At its Redmond WA headquarters on Friday, Microsoft unveiled a development effort to produce innovative digital ad products that can be deployed on its MSN Search pages and on other media—including, perhaps, Internet-enabled TV.
In an effort called adLab, as many as 40 ad development projects are being conducted jointly by Microsoft’s adCenter product group and technologists in a new Microsoft Research Asia lab in Beijing, China. Many of these prototypes are aimed at producing more highly targeted ads to appear in paid search, contextual and behavioral online ads, which Microsoft expects to deploy on its MSN Search network through adCenter. These efforts will develop advanced targeting and reporting capabilities in order to give advertisers more control over which viewers see those ads.
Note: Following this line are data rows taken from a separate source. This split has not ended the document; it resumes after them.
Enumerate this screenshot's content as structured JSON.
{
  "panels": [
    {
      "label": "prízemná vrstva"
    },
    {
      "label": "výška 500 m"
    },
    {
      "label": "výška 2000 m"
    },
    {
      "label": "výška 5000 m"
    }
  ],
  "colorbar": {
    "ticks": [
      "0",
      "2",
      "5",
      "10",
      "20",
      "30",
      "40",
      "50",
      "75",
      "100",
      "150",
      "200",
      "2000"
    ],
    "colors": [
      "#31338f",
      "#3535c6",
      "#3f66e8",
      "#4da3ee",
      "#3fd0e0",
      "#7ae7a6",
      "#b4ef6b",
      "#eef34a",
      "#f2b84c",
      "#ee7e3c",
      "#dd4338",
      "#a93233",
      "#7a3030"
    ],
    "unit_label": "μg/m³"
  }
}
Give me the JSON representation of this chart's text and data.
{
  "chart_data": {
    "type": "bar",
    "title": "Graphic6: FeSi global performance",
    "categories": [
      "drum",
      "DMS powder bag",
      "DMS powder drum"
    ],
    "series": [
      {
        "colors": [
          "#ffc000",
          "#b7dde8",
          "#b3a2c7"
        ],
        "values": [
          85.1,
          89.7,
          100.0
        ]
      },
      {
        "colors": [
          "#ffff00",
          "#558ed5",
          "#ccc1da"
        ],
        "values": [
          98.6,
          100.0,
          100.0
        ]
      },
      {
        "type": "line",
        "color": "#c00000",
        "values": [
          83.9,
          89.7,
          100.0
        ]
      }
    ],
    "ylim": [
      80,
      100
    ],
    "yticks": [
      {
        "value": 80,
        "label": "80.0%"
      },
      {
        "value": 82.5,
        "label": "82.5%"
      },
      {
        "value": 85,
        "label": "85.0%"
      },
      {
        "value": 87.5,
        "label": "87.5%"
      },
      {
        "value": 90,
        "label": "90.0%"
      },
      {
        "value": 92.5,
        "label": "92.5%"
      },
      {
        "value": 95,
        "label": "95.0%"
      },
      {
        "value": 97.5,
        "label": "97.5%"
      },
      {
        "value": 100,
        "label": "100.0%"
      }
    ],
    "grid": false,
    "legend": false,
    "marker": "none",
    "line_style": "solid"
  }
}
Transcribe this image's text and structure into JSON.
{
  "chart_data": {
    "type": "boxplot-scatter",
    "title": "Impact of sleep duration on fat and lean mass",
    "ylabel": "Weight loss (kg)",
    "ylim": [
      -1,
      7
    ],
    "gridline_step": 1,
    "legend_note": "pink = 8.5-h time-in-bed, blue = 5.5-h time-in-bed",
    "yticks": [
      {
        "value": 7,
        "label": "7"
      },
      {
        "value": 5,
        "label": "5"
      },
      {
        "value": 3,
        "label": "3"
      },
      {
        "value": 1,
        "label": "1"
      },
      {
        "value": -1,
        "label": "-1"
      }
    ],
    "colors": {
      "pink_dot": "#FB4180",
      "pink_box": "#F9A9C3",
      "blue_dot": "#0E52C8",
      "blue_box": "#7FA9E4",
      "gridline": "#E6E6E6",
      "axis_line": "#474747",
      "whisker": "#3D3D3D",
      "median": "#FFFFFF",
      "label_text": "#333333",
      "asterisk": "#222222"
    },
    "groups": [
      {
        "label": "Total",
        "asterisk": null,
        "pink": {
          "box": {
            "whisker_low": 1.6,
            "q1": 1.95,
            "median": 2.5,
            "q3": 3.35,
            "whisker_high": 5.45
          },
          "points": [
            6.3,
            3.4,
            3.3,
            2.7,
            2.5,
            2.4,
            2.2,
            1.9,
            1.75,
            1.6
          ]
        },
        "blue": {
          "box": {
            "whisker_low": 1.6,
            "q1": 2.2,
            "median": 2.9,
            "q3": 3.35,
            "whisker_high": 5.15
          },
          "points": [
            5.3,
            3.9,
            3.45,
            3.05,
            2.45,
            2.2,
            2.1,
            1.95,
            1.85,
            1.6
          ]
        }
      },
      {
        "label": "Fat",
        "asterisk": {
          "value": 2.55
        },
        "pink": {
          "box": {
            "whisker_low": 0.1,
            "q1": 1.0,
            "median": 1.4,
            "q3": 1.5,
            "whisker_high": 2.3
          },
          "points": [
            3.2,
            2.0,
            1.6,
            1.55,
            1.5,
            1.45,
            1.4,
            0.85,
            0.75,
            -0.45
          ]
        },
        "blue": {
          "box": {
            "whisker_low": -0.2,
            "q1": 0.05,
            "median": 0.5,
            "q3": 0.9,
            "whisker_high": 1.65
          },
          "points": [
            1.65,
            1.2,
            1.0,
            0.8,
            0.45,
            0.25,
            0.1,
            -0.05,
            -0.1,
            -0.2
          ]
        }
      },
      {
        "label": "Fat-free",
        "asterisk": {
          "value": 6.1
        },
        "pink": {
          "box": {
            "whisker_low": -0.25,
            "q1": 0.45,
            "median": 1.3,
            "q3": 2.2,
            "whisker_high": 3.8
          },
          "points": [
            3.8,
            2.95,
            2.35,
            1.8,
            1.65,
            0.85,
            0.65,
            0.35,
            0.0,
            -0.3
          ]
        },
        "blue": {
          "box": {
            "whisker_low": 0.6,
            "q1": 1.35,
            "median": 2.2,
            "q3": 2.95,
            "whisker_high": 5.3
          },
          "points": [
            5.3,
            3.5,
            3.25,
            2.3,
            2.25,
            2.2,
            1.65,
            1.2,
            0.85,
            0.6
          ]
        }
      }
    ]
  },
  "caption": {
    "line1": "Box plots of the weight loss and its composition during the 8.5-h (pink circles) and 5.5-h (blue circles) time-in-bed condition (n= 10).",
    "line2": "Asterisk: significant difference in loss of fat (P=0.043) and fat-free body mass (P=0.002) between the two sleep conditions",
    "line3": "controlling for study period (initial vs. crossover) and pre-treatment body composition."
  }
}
Other innovations under study take aim at the more distant future when the Internet extends to devices beyond the PC, including camera-equipped mobile phones television sets linked to the Web. These include ad bar-code readers, social network mining and video hyperlinks. The latter would allow viewers to highlight a product pictured in a TV show and click to be taken to an ad for that product and a list of locations where it can be purchased.
“The exciting work being shown at adCenter Demo Fest and the new Microsoft adLab reflects Microsoft’s commitment to innovation in the field of ad products,” said Tarek Najm, adCenter general manager, in a statement. “With this long-term applied research, we will continueto help improve advertisers’ return on investment by delivering rich audience intelligence information and enabling simple and complete controls over all aspects of the advertising campaigns.”
Right now, Microsoft adCenter is fully operational only in France and Singapore and in an invitation-only beta trial in the U.S., where Microsoft says it currently sells about 25% of the ads that appear on MSN results pages. The rest come from Yahoo! Search Marketing under a contract that is set to expire in June 2006. Microsoft said it expects to put adCenter into general launch in this country by that time and to stock MSN and associated Web pages exclusively with ads sold through Microsoft.